Using elasticsearch as central data repository


As is the case with all database deployments, it really depends on your specific application.

Elasticsearch is a great open source search engine built on top of Apache Lucene. Its features and upgrades allow it to basically function just like a schema-less JSON datastore that can be accessed using both search-specific methods and regular database CRUD-like commands.

Nevertheless all the advantages Elasticsearch that brings, there are still some main disadvantages:

  • Security - Elasticsearch does not provide any authentication or access control functionality. It's supported since they have introduced shield.

  • Transactions - There is no support for transactions or processing on data manipulation. Well now data manipulation is handled with logstash.

  • Durability - ES is distributed and fairly stable but backups and durability are not as high priority as in other data stores.

  • Maturity of tools - ES is still relatively new and has not had time to develop mature client libraries and 3rd party tools which can make development much harder. We can consider that it's quite mature now with a variety of connectors and tools around it like kibana. But it's still not suited for large computations - Commands for searching data are not suited to "large" scans of data and advanced computation on the db side.

  • Data Availability - ES makes data available in "near real-time" which may require additional considerations in your application (ie: comments page where a user adds new comment, refreshing the page might not actually show the new post because the index is still updating).

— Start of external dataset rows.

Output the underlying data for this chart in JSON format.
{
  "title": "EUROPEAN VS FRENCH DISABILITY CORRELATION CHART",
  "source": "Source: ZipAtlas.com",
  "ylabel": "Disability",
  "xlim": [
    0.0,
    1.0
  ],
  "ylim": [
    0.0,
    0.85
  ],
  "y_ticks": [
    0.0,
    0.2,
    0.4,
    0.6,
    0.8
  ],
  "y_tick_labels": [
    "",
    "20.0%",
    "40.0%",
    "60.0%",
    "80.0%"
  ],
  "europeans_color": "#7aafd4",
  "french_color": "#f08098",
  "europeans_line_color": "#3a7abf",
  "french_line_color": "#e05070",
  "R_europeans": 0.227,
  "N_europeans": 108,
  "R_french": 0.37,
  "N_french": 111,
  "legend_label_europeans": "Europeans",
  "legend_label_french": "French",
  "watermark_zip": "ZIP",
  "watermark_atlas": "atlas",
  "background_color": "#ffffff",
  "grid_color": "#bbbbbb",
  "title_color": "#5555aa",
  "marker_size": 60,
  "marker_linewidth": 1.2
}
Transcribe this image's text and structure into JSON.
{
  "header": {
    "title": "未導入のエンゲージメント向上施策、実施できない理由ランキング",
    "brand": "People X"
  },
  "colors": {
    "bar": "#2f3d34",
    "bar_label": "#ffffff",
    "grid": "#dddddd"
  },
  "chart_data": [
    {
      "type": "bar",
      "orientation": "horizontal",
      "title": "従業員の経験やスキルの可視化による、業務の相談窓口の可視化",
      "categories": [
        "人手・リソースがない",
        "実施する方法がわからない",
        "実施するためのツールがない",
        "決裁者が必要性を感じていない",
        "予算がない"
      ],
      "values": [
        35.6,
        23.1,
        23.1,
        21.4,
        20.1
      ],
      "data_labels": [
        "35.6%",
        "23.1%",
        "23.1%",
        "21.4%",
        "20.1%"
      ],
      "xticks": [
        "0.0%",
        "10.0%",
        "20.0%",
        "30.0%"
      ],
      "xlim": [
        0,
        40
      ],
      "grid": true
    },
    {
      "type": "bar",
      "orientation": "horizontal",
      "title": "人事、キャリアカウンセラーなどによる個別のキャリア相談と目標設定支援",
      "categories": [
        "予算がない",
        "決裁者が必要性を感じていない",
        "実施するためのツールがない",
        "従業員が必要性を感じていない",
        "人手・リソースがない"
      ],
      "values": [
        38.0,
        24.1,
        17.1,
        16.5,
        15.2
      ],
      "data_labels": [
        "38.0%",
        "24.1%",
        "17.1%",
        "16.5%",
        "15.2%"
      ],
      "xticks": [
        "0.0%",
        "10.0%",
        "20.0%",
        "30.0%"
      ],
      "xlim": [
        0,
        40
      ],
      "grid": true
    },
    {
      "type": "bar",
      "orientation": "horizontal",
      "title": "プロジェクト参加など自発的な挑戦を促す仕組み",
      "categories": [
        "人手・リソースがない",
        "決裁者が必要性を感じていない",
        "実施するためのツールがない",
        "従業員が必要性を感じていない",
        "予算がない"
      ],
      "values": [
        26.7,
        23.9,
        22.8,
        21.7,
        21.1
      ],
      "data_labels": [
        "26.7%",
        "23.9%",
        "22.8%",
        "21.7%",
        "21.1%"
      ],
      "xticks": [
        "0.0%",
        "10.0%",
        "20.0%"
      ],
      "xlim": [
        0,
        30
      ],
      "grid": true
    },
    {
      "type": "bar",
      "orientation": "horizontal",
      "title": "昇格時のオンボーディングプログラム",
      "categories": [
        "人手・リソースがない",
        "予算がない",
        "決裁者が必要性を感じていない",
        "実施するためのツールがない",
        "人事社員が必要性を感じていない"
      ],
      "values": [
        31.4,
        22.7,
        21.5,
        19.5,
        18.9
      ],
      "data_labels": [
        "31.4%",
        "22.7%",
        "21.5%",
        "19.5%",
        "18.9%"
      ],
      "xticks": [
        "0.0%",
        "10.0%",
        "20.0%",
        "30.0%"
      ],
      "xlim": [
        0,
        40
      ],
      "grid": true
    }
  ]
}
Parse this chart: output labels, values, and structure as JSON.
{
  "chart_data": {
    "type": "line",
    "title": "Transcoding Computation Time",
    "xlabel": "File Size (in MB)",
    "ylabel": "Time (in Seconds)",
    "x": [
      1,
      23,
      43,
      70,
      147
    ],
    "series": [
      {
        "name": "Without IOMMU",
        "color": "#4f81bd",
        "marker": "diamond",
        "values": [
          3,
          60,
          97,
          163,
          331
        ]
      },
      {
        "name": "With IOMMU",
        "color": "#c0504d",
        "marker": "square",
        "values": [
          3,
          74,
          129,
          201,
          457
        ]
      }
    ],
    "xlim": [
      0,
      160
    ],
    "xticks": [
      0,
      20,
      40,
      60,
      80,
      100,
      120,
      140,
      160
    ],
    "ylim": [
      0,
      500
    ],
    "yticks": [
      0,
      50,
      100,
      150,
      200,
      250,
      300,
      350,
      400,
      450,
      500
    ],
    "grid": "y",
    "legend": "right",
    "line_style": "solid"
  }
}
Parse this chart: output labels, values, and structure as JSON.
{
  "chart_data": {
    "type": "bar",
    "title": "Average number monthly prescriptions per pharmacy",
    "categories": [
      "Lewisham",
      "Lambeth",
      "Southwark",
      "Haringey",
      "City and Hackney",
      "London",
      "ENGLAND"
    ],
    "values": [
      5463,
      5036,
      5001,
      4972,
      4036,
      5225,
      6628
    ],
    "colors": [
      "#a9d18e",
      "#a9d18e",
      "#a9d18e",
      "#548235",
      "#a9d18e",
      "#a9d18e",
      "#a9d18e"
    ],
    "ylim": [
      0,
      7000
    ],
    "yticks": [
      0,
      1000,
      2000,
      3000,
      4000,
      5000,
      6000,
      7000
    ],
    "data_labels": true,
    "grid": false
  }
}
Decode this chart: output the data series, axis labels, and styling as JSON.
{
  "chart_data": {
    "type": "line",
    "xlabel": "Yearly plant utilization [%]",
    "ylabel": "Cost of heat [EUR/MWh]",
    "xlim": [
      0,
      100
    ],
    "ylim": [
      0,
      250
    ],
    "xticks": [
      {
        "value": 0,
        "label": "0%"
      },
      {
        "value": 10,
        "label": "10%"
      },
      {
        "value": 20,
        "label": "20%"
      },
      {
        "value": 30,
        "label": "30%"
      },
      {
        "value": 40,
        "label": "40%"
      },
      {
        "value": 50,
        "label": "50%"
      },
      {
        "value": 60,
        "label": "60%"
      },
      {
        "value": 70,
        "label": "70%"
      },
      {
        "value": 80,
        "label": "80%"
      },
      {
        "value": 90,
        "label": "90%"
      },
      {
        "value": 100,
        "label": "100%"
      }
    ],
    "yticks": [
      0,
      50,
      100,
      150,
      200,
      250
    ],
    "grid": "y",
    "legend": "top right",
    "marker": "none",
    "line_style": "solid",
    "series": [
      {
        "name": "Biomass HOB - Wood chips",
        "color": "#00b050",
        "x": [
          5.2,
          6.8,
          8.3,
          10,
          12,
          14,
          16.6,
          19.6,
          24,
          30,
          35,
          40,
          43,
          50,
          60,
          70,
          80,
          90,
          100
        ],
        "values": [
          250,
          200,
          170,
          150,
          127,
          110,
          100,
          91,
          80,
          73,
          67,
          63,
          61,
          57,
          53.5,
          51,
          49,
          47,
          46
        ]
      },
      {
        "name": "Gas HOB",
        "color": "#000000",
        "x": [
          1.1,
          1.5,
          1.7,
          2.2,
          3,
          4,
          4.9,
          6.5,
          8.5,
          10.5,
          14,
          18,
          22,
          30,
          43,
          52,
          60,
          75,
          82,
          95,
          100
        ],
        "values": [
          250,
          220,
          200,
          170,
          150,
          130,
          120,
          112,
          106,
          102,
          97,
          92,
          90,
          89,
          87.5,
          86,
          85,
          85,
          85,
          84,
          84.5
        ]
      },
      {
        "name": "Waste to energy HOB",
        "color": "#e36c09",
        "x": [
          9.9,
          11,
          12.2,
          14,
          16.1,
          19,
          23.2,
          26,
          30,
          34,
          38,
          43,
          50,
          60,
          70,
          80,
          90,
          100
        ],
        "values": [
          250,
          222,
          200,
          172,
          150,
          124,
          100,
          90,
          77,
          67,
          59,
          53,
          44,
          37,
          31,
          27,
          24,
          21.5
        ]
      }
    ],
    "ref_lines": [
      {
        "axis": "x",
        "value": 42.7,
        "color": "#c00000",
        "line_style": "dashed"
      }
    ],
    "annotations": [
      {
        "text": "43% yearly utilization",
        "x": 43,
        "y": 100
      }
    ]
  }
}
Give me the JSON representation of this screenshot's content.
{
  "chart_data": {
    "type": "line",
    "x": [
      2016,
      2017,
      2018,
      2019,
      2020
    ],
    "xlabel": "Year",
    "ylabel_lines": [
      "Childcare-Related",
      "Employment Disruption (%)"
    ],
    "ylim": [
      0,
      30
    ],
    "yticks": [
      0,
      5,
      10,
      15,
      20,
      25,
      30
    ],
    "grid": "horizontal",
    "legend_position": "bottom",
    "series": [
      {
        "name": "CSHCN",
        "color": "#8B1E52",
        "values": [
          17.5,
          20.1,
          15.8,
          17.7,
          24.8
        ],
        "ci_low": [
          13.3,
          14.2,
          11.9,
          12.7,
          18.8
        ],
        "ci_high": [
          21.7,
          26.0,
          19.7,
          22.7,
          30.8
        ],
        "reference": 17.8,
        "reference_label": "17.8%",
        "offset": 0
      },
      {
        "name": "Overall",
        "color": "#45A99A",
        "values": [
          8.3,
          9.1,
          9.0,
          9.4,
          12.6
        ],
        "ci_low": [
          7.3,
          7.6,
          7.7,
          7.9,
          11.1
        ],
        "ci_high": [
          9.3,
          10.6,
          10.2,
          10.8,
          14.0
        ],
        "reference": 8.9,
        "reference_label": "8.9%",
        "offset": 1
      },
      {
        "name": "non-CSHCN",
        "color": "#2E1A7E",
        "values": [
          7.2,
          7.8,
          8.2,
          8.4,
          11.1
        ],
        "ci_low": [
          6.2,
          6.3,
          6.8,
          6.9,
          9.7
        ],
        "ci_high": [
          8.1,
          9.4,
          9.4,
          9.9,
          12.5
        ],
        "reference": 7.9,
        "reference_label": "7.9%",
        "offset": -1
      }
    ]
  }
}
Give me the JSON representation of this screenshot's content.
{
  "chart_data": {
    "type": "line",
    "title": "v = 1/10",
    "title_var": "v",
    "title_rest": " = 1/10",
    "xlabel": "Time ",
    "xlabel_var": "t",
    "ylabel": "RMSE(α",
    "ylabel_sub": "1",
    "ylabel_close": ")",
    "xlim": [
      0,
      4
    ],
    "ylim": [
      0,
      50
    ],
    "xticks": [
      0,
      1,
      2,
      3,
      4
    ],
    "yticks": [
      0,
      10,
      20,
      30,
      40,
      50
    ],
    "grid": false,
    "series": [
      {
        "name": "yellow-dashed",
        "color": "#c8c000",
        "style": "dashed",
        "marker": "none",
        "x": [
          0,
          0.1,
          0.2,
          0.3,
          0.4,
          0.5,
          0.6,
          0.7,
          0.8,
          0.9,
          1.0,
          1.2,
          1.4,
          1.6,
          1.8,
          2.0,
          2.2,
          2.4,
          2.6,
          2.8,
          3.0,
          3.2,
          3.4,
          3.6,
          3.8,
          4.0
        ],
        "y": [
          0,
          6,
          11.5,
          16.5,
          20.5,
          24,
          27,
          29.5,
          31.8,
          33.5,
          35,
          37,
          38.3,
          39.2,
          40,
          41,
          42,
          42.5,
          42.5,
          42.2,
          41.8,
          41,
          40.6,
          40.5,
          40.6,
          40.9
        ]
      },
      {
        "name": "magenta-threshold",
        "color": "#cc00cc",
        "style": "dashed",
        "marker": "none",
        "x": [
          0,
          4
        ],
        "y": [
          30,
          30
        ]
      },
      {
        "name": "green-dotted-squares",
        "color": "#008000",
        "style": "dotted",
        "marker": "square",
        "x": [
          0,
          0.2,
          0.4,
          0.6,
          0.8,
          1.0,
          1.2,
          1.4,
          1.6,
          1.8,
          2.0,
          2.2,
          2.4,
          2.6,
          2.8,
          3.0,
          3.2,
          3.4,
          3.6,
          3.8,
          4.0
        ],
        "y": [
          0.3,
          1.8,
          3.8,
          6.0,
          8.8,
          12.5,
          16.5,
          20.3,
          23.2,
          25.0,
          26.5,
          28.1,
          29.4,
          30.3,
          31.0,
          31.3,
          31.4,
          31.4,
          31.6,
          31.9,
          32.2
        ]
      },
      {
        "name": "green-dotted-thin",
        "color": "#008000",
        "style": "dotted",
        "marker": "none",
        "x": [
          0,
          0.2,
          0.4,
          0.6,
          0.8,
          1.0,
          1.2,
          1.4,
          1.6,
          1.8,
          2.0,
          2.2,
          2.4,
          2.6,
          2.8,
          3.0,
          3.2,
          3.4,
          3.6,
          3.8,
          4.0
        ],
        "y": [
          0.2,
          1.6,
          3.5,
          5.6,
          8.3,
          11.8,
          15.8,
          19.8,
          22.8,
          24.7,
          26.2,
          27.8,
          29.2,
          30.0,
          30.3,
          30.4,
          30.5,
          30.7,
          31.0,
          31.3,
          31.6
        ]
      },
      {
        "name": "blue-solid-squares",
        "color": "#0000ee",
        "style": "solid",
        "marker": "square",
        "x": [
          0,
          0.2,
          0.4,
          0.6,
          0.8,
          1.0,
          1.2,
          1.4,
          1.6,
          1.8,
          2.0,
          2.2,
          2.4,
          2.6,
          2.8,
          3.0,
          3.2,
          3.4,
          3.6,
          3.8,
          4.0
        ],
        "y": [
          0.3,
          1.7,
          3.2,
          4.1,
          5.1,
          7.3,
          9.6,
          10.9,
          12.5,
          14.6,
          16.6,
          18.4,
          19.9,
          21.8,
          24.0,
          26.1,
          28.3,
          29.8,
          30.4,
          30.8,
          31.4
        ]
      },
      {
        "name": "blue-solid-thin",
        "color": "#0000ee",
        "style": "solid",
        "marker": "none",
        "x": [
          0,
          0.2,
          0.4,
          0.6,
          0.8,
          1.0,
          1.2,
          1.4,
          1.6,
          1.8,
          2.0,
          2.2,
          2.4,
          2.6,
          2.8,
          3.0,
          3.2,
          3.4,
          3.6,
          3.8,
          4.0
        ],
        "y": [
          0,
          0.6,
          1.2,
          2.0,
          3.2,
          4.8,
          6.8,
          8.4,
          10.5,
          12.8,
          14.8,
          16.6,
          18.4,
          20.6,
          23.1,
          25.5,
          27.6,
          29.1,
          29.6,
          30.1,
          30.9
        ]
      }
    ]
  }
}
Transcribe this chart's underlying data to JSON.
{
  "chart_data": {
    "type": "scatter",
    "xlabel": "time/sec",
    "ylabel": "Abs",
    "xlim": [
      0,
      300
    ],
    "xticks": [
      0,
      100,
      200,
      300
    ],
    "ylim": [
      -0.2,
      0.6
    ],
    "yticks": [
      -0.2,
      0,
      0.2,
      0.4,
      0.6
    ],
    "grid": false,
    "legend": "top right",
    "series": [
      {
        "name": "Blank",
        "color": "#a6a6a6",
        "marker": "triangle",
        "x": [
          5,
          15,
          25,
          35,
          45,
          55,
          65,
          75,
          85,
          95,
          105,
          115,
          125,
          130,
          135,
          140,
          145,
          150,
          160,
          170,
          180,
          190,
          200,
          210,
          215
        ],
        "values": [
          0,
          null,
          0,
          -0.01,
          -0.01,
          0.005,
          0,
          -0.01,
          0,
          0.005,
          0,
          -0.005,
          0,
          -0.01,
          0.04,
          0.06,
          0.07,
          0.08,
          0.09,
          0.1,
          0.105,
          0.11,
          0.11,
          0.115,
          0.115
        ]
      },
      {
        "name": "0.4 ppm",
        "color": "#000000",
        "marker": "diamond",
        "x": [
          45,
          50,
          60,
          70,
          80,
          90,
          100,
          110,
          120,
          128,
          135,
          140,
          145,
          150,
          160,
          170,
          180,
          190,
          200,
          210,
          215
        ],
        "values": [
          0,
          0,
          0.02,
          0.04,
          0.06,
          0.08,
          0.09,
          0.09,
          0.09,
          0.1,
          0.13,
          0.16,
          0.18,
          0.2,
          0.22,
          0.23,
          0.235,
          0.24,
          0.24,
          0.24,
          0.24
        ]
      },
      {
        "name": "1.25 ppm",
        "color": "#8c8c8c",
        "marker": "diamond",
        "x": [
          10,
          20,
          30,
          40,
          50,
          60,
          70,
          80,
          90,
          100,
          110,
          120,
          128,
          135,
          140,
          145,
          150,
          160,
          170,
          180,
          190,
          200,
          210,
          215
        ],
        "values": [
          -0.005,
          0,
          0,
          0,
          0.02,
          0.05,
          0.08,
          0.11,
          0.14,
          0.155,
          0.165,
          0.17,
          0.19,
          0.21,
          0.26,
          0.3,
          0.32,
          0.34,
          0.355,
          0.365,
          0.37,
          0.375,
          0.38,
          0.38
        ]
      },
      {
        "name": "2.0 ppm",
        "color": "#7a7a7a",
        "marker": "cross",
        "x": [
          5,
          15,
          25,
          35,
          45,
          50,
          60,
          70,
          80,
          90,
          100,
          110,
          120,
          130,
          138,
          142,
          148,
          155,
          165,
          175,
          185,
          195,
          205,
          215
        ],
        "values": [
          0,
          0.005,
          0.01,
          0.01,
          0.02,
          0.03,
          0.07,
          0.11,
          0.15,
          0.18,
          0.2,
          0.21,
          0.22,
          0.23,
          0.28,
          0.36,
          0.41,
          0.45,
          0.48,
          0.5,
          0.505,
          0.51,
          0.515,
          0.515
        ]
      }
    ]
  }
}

If you can deal with these issues then there's certainly no reason why you can't use Elasticsearch as your primary data store. It can actually lower complexity and improve performance by not having to duplicate your data but again this depends on your specific use case.

As always, weigh the benefits, do some experimentation and see what works best for you.

DISCLAIMER: This answer was written a while ago for the Elasticsearch 1.x series. These critics still somehow stand with the 2.x series. But Elastic is working on them, as the 2.x series comes with more mature tools, APIs and plugins per example, security wise, like Shield or even transport clients like Logstash or Beats, etc.


I'd highly discourage most users from using elasticsearch as your primary datastore. It will work great until your cluster melts down due to a network partition. Even settings such as minimum_master_nodes that the ES pros always set won't save you. See this excellent analysis by Aphyr with his Call Me Maybe series:http://aphyr.com/posts/317-call-me-maybe-elasticsearch

eliasah, is right, it depends on your use case, but if your data (and job) is important to you, stay away.

Keep your golden record of your data stored in something really focused on persisting and sync your data out to search from there. It adds extra complexity and resources, but will result in a better nights rest :)

There are plenty of ways to go about this and if elasticsearch does everything you need, you can look into Kafka for persisting all the events going into a cluster which would allow replaying if things go wrong. I like this approach as it provides an async ingestion pipeline into elasticsearch that also does the persistence.